UNC’s 2005 national championship team had the nation’s seventh-best defense on a per-possession basis, according to kenpom.com. The Tar Heels’ 2009 national championship team ranked 21st nationally in defensive efficiency, same as the UNC team that reached the national championship game early last April.

These Tar Heels, this season, don’t compare to those versions. After the narrow victory against Pitt, UNC is 33rd nationally in defensive efficiency, according to kenpom.com, and that number is inflated by its early-season defensive success.

The Tar Heels’ worst defensive performance of the season is widely accepted to have come during its 103-100 defeat against Kentucky in Las Vegas on Dec. 17. The Wildcats that day mostly did what they wanted – no one more so than Malik Monk, who scored 47 points in his team’s victory.

Beyond that, though, UNC’s next six worst defensive games came in January, according to kenpom.com, which emphasizes a team’s success, or failure, on a per-possession basis. UNC escaped its defensive inefficiency with victories in five of those six games, but not at Miami.

And the defensive woes nearly cost the Tar Heels, again, on Tuesday against Pitt, which had a chance to win the game with a 3-point attempt that bounced awry at the buzzer. When it did, UNC avoided losing against the ACC’s last-place team. But victory was almost beside the point.

“We’ve got to be better defensively,” said Justin Jackson, the junior forward who has been UNC’s best offensive player. “If we can do that, if we can truly, truly step up on the defensive end, I think we can really make a push. But we can’t make a run unless we get stops.”

Jackson and those teammates of his who returned from last season are well aware. The Tar Heels a season ago went from a good team to a great one – one capable of winning the national championship – when they learned how to defend.

Part of the improvement had roots in strategy. UNC simply more effectively countered what other teams tried to do on offense. And yet another part of the defensive rise last March resulted from an adjustment in attitude – a nebulous concept that became clear enough on the court.

The analytics and advanced metrics only tell part of that story. Joel Berry, now a junior guard, helped tell another part, what with his aggressive on-the-ball defense that seemed to have a trickle-down effect. Berry helped lead the defensive turnaround, which began almost exactly one year ago. Now he’s in a similar place.

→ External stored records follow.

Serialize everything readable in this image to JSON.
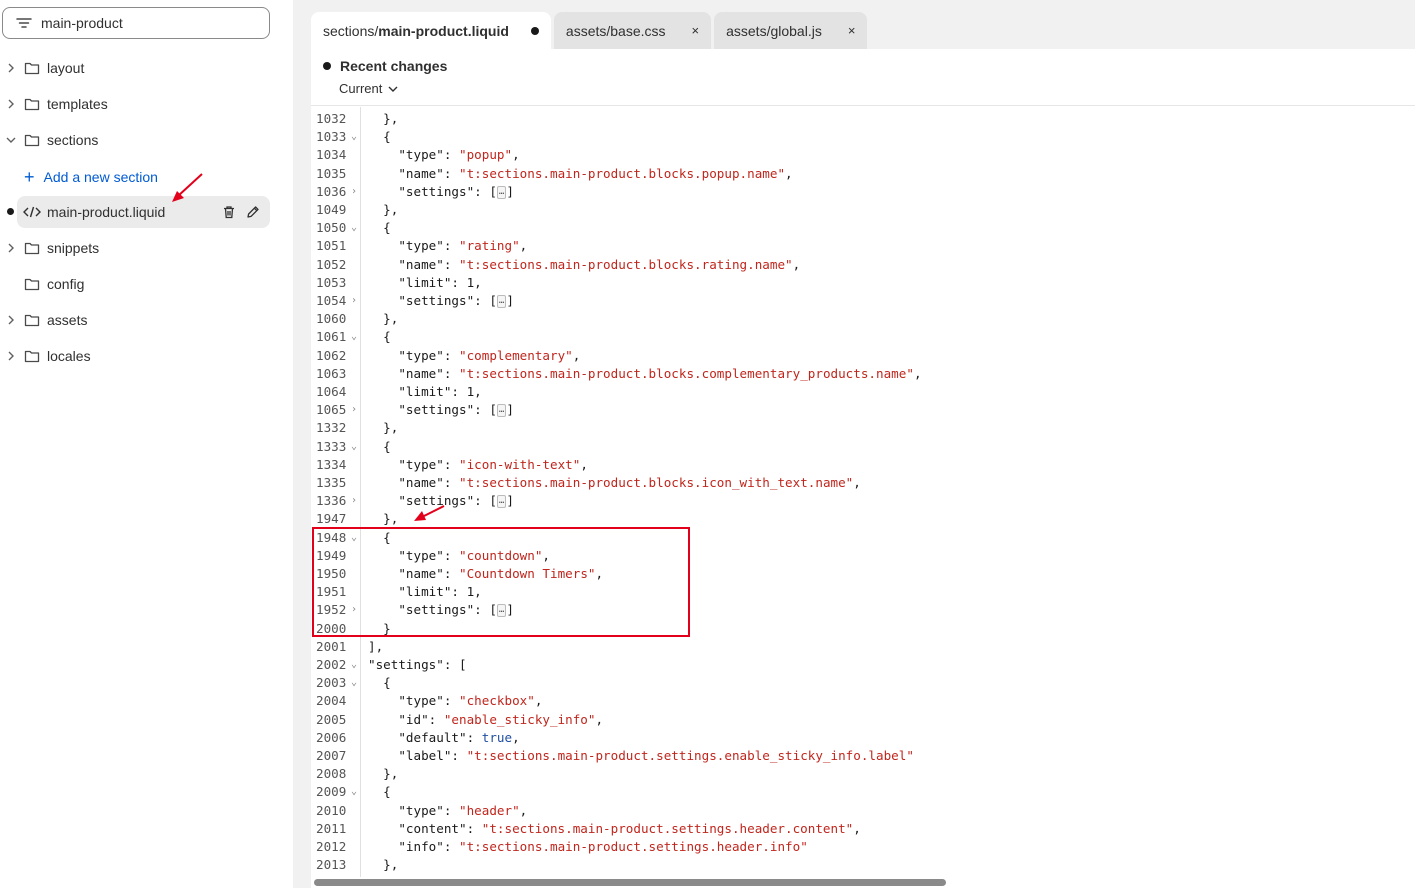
{
  "sidebar": {
    "search_value": "main-product",
    "items": [
      {
        "label": "layout"
      },
      {
        "label": "templates"
      },
      {
        "label": "sections"
      },
      {
        "label": "snippets"
      },
      {
        "label": "config"
      },
      {
        "label": "assets"
      },
      {
        "label": "locales"
      }
    ],
    "add_section_label": "Add a new section",
    "file_label": "main-product.liquid"
  },
  "tabs": [
    {
      "prefix": "sections/",
      "name": "main-product.liquid",
      "state": "modified"
    },
    {
      "label": "assets/base.css",
      "close": "×"
    },
    {
      "label": "assets/global.js",
      "close": "×"
    }
  ],
  "panel": {
    "recent_changes": "Recent changes",
    "current": "Current"
  },
  "code_lines": [
    {
      "n": "1032",
      "fold": "",
      "html": "  },"
    },
    {
      "n": "1033",
      "fold": "v",
      "html": "  {"
    },
    {
      "n": "1034",
      "fold": "",
      "html": "    \"type\": <s>\"popup\"</s>,"
    },
    {
      "n": "1035",
      "fold": "",
      "html": "    \"name\": <s>\"t:sections.main-product.blocks.popup.name\"</s>,"
    },
    {
      "n": "1036",
      "fold": ">",
      "html": "    \"settings\": [<e>…</e>]"
    },
    {
      "n": "1049",
      "fold": "",
      "html": "  },"
    },
    {
      "n": "1050",
      "fold": "v",
      "html": "  {"
    },
    {
      "n": "1051",
      "fold": "",
      "html": "    \"type\": <s>\"rating\"</s>,"
    },
    {
      "n": "1052",
      "fold": "",
      "html": "    \"name\": <s>\"t:sections.main-product.blocks.rating.name\"</s>,"
    },
    {
      "n": "1053",
      "fold": "",
      "html": "    \"limit\": 1,"
    },
    {
      "n": "1054",
      "fold": ">",
      "html": "    \"settings\": [<e>…</e>]"
    },
    {
      "n": "1060",
      "fold": "",
      "html": "  },"
    },
    {
      "n": "1061",
      "fold": "v",
      "html": "  {"
    },
    {
      "n": "1062",
      "fold": "",
      "html": "    \"type\": <s>\"complementary\"</s>,"
    },
    {
      "n": "1063",
      "fold": "",
      "html": "    \"name\": <s>\"t:sections.main-product.blocks.complementary_products.name\"</s>,"
    },
    {
      "n": "1064",
      "fold": "",
      "html": "    \"limit\": 1,"
    },
    {
      "n": "1065",
      "fold": ">",
      "html": "    \"settings\": [<e>…</e>]"
    },
    {
      "n": "1332",
      "fold": "",
      "html": "  },"
    },
    {
      "n": "1333",
      "fold": "v",
      "html": "  {"
    },
    {
      "n": "1334",
      "fold": "",
      "html": "    \"type\": <s>\"icon-with-text\"</s>,"
    },
    {
      "n": "1335",
      "fold": "",
      "html": "    \"name\": <s>\"t:sections.main-product.blocks.icon_with_text.name\"</s>,"
    },
    {
      "n": "1336",
      "fold": ">",
      "html": "    \"settings\": [<e>…</e>]"
    },
    {
      "n": "1947",
      "fold": "",
      "html": "  },"
    },
    {
      "n": "1948",
      "fold": "v",
      "html": "  {"
    },
    {
      "n": "1949",
      "fold": "",
      "html": "    \"type\": <s>\"countdown\"</s>,"
    },
    {
      "n": "1950",
      "fold": "",
      "html": "    \"name\": <s>\"Countdown Timers\"</s>,"
    },
    {
      "n": "1951",
      "fold": "",
      "html": "    \"limit\": 1,"
    },
    {
      "n": "1952",
      "fold": ">",
      "html": "    \"settings\": [<e>…</e>]"
    },
    {
      "n": "2000",
      "fold": "",
      "html": "  }"
    },
    {
      "n": "2001",
      "fold": "",
      "html": "],"
    },
    {
      "n": "2002",
      "fold": "v",
      "html": "\"settings\": ["
    },
    {
      "n": "2003",
      "fold": "v",
      "html": "  {"
    },
    {
      "n": "2004",
      "fold": "",
      "html": "    \"type\": <s>\"checkbox\"</s>,"
    },
    {
      "n": "2005",
      "fold": "",
      "html": "    \"id\": <s>\"enable_sticky_info\"</s>,"
    },
    {
      "n": "2006",
      "fold": "",
      "html": "    \"default\": <b>true</b>,"
    },
    {
      "n": "2007",
      "fold": "",
      "html": "    \"label\": <s>\"t:sections.main-product.settings.enable_sticky_info.label\"</s>"
    },
    {
      "n": "2008",
      "fold": "",
      "html": "  },"
    },
    {
      "n": "2009",
      "fold": "v",
      "html": "  {"
    },
    {
      "n": "2010",
      "fold": "",
      "html": "    \"type\": <s>\"header\"</s>,"
    },
    {
      "n": "2011",
      "fold": "",
      "html": "    \"content\": <s>\"t:sections.main-product.settings.header.content\"</s>,"
    },
    {
      "n": "2012",
      "fold": "",
      "html": "    \"info\": <s>\"t:sections.main-product.settings.header.info\"</s>"
    },
    {
      "n": "2013",
      "fold": "",
      "html": "  },"
    }
  ],
  "colors": {
    "string": "#c0261d",
    "link": "#005bd3",
    "annotation": "#e3001b"
  }
}
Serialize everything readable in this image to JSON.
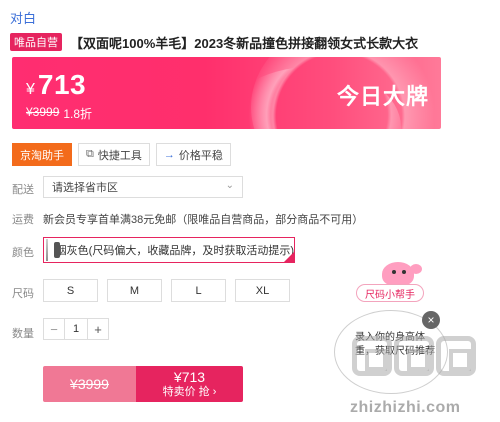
{
  "header": {
    "brand": "对白",
    "self_badge": "唯品自营",
    "title": "【双面呢100%羊毛】2023冬新品撞色拼接翻领女式长款大衣"
  },
  "price": {
    "currency": "¥",
    "current": "713",
    "original": "¥3999",
    "discount": "1.8折",
    "badge": "今日大牌",
    "accent": "#ff2d71"
  },
  "tabs": [
    {
      "label": "京淘助手",
      "icon": "none"
    },
    {
      "label": "快捷工具",
      "icon": "copy-icon"
    },
    {
      "label": "价格平稳",
      "icon": "arrow-right-icon"
    }
  ],
  "shipping_to": {
    "label": "配送",
    "placeholder": "请选择省市区"
  },
  "freight": {
    "label": "运费",
    "text": "新会员专享首单满38元免邮（限唯品自营商品，部分商品不可用）"
  },
  "color": {
    "label": "颜色",
    "option": "烟灰色(尺码偏大，收藏品牌，及时获取活动提示)"
  },
  "size": {
    "label": "尺码",
    "options": [
      "S",
      "M",
      "L",
      "XL"
    ]
  },
  "quantity": {
    "label": "数量",
    "minus": "−",
    "value": "1",
    "plus": "+"
  },
  "buy": {
    "original": "¥3999",
    "price": "¥713",
    "cta": "特卖价 抢 ›"
  },
  "helper": {
    "pill": "尺码小帮手",
    "bubble_text": "录入你的身高体重，获取尺码推荐"
  },
  "watermark": {
    "text": "zhizhizhi.com"
  }
}
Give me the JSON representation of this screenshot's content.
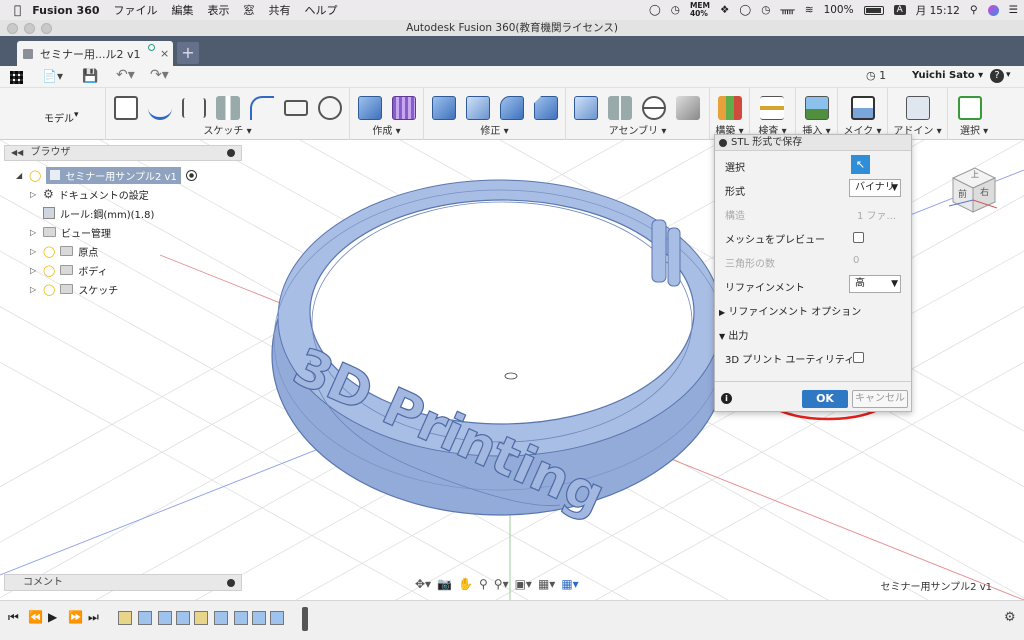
{
  "menubar": {
    "app_name": "Fusion 360",
    "items": [
      "ファイル",
      "編集",
      "表示",
      "窓",
      "共有",
      "ヘルプ"
    ],
    "mem_label": "MEM",
    "mem_value": "40%",
    "battery": "100%",
    "input_mode": "A",
    "clock": "月 15:12"
  },
  "window": {
    "title": "Autodesk Fusion 360(教育機関ライセンス)"
  },
  "tabs": {
    "active_label": "セミナー用...ル2 v1",
    "add_label": "+"
  },
  "qat": {
    "job_count": "1",
    "user_name": "Yuichi Sato",
    "help_label": "?"
  },
  "ribbon": {
    "workspace": "モデル",
    "groups": [
      "スケッチ",
      "作成",
      "修正",
      "アセンブリ",
      "構築",
      "検査",
      "挿入",
      "メイク",
      "アドイン",
      "選択"
    ]
  },
  "browser": {
    "header": "ブラウザ",
    "root": "セミナー用サンプル2 v1",
    "items": [
      "ドキュメントの設定",
      "ルール:鋼(mm)(1.8)",
      "ビュー管理",
      "原点",
      "ボディ",
      "スケッチ"
    ]
  },
  "comment": {
    "label": "コメント"
  },
  "statusbar": {
    "doc_name": "セミナー用サンプル2 v1"
  },
  "model": {
    "engraved_text": "3D Printing"
  },
  "viewcube": {
    "front": "前",
    "right": "右",
    "top": "上"
  },
  "stl_dialog": {
    "title": "STL 形式で保存",
    "rows": {
      "selection": "選択",
      "format": "形式",
      "format_value": "バイナリ",
      "structure": "構造",
      "structure_value": "1 ファ...",
      "preview_mesh": "メッシュをプレビュー",
      "triangle_count": "三角形の数",
      "triangle_value": "0",
      "refinement": "リファインメント",
      "refinement_value": "高",
      "refinement_options": "リファインメント オプション",
      "output": "出力",
      "print_utility": "3D プリント ユーティリティ..."
    },
    "ok_label": "OK",
    "cancel_label": "キャンセル"
  },
  "colors": {
    "ring_fill": "#93abd9",
    "ring_stroke": "#5a76b0",
    "ok_button": "#2f78c4",
    "highlight_circle": "#e8211c",
    "tab_bar": "#4f5b6e"
  }
}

“The last couple of games, we’ve been giving the guys a lot of opportunities,” Berry said, “a lot of shots, and they’ve been knocking them down.”

There was the dreadful stretch during the first half at Miami, which overcame an early 11-2 deficit to outscore the Tar Heels by 24 points during the final 37 minutes. There were the final few minutes against Pittsburgh, which rallied late and nearly broke its six-game losing streak.

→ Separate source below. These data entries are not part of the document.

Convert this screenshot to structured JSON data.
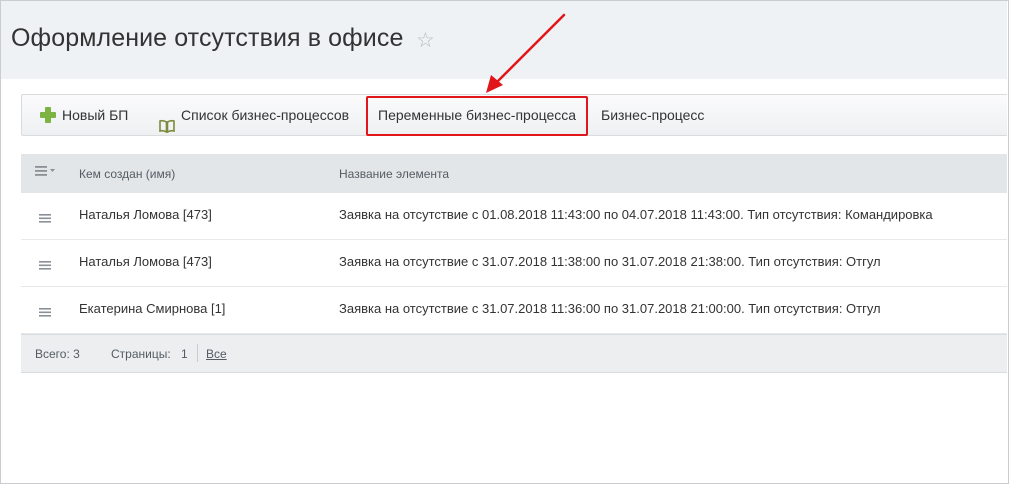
{
  "page": {
    "title": "Оформление отсутствия в офисе",
    "favorite_icon": "star-icon"
  },
  "toolbar": {
    "new_bp_label": "Новый БП",
    "new_bp_icon": "plus-icon",
    "bp_list_label": "Список бизнес-процессов",
    "bp_list_icon": "book-icon",
    "bp_vars_label": "Переменные бизнес-процесса",
    "bp_label": "Бизнес-процесс"
  },
  "annotation": {
    "highlight_color": "#e0161b",
    "target": "Переменные бизнес-процесса"
  },
  "grid": {
    "columns": {
      "settings_icon": "list-settings-icon",
      "author": "Кем создан (имя)",
      "name": "Название элемента"
    },
    "rows": [
      {
        "author": "Наталья Ломова [473]",
        "title": "Заявка на отсутствие с 01.08.2018 11:43:00 по 04.07.2018 11:43:00. Тип отсутствия: Командировка"
      },
      {
        "author": "Наталья Ломова [473]",
        "title": "Заявка на отсутствие с 31.07.2018 11:38:00 по 31.07.2018 21:38:00. Тип отсутствия: Отгул"
      },
      {
        "author": "Екатерина Смирнова [1]",
        "title": "Заявка на отсутствие с 31.07.2018 11:36:00 по 31.07.2018 21:00:00. Тип отсутствия: Отгул"
      }
    ],
    "footer": {
      "total": "Всего: 3",
      "pages_label": "Страницы:",
      "page_number": "1",
      "all_label": "Все"
    }
  },
  "colors": {
    "header_bg": "#eef2f4",
    "accent_plus": "#7cb342",
    "highlight_red": "#e0161b"
  }
}
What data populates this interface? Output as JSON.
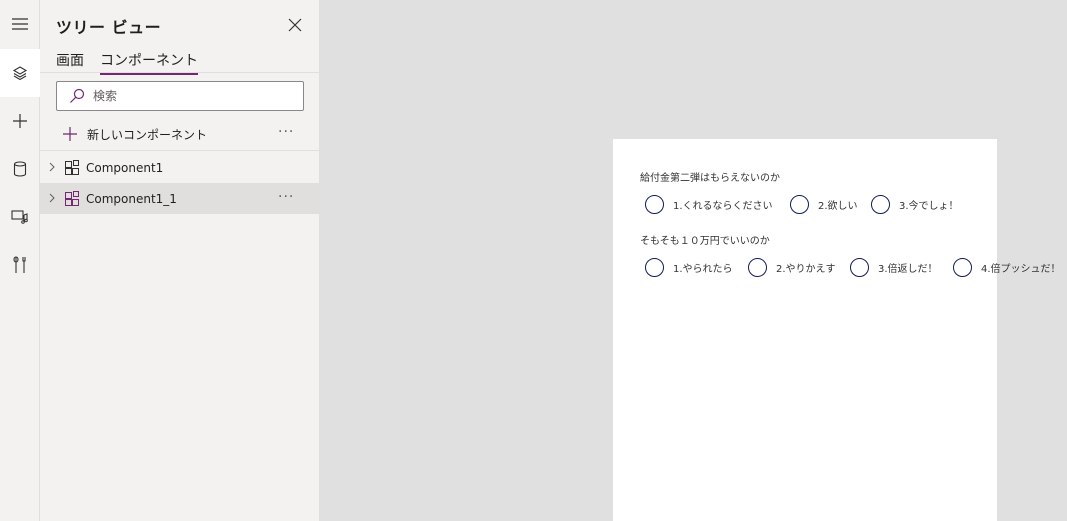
{
  "rail": {
    "items": [
      {
        "icon": "hamburger-icon"
      },
      {
        "icon": "layers-icon",
        "active": true
      },
      {
        "icon": "plus-icon"
      },
      {
        "icon": "database-icon"
      },
      {
        "icon": "media-icon"
      },
      {
        "icon": "tools-icon"
      }
    ]
  },
  "panel": {
    "title": "ツリー ビュー",
    "tabs": [
      {
        "label": "画面",
        "active": false
      },
      {
        "label": "コンポーネント",
        "active": true
      }
    ],
    "search": {
      "placeholder": "検索",
      "value": ""
    },
    "new_component_label": "新しいコンポーネント",
    "more_label": "···",
    "tree": [
      {
        "name": "Component1",
        "selected": false
      },
      {
        "name": "Component1_1",
        "selected": true
      }
    ]
  },
  "screen": {
    "questions": [
      {
        "label": "給付金第二弾はもらえないのか",
        "options": [
          "1.くれるならください",
          "2.欲しい",
          "3.今でしょ！"
        ]
      },
      {
        "label": "そもそも１０万円でいいのか",
        "options": [
          "1.やられたら",
          "2.やりかえす",
          "3.倍返しだ！",
          "4.倍プッシュだ！"
        ]
      }
    ]
  },
  "colors": {
    "accent": "#742774",
    "radio_border": "#0f1c5a",
    "canvas_bg": "#e0e0e0",
    "panel_bg": "#f3f2f1"
  }
}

Cameron Johnson, the Panthers’ 6-8 sophomore, made six of his eight 3-point attempts against UNC. That represented the continuation of a recent theme, too: UNC’s inability to defend the perimeter. Johnson was the latest in a line of players who has just so happened to shoot well against UNC.

Before Johnson, it was Miami’s Bruce Brown, who made four 3-pointers and scored 30 points in his team’s victory. Before Brown, it was Boston College’s Ky Bowman, who made seven 3-pointers and scored 33 points against the Tar Heels.

Kentucky during its 103-100 victory in December made 10 of its 18 3-pointers. Five other times UNC has allowed a team to make at least 40 percent of its 3s – and four of those five times came in January, when Wake Forest, Syracuse, Boston College and Pitt all made at least 10 3-pointers against the Tar Heels.

Last season UNC’s worst defensive game on the perimeter – at least based on shooting percentage – came in the national championship, when Villanova made 8 of its 14 3-point attempts (57.1 percent). Before then, at least, the Tar Heels had been playing their best defense of the season.

Berry recently remembered one of the defensive turning points that allowed for that deep NCAA tournament run. It was when Williams brought the team into its practice gym, and the rims were missing from the backboards. All the Tar Heels did that day was work on defense. Williams’ message clear.

“If that’s what it takes,” Berry said, “that’s what it takes. But we’ve got to get better right now.”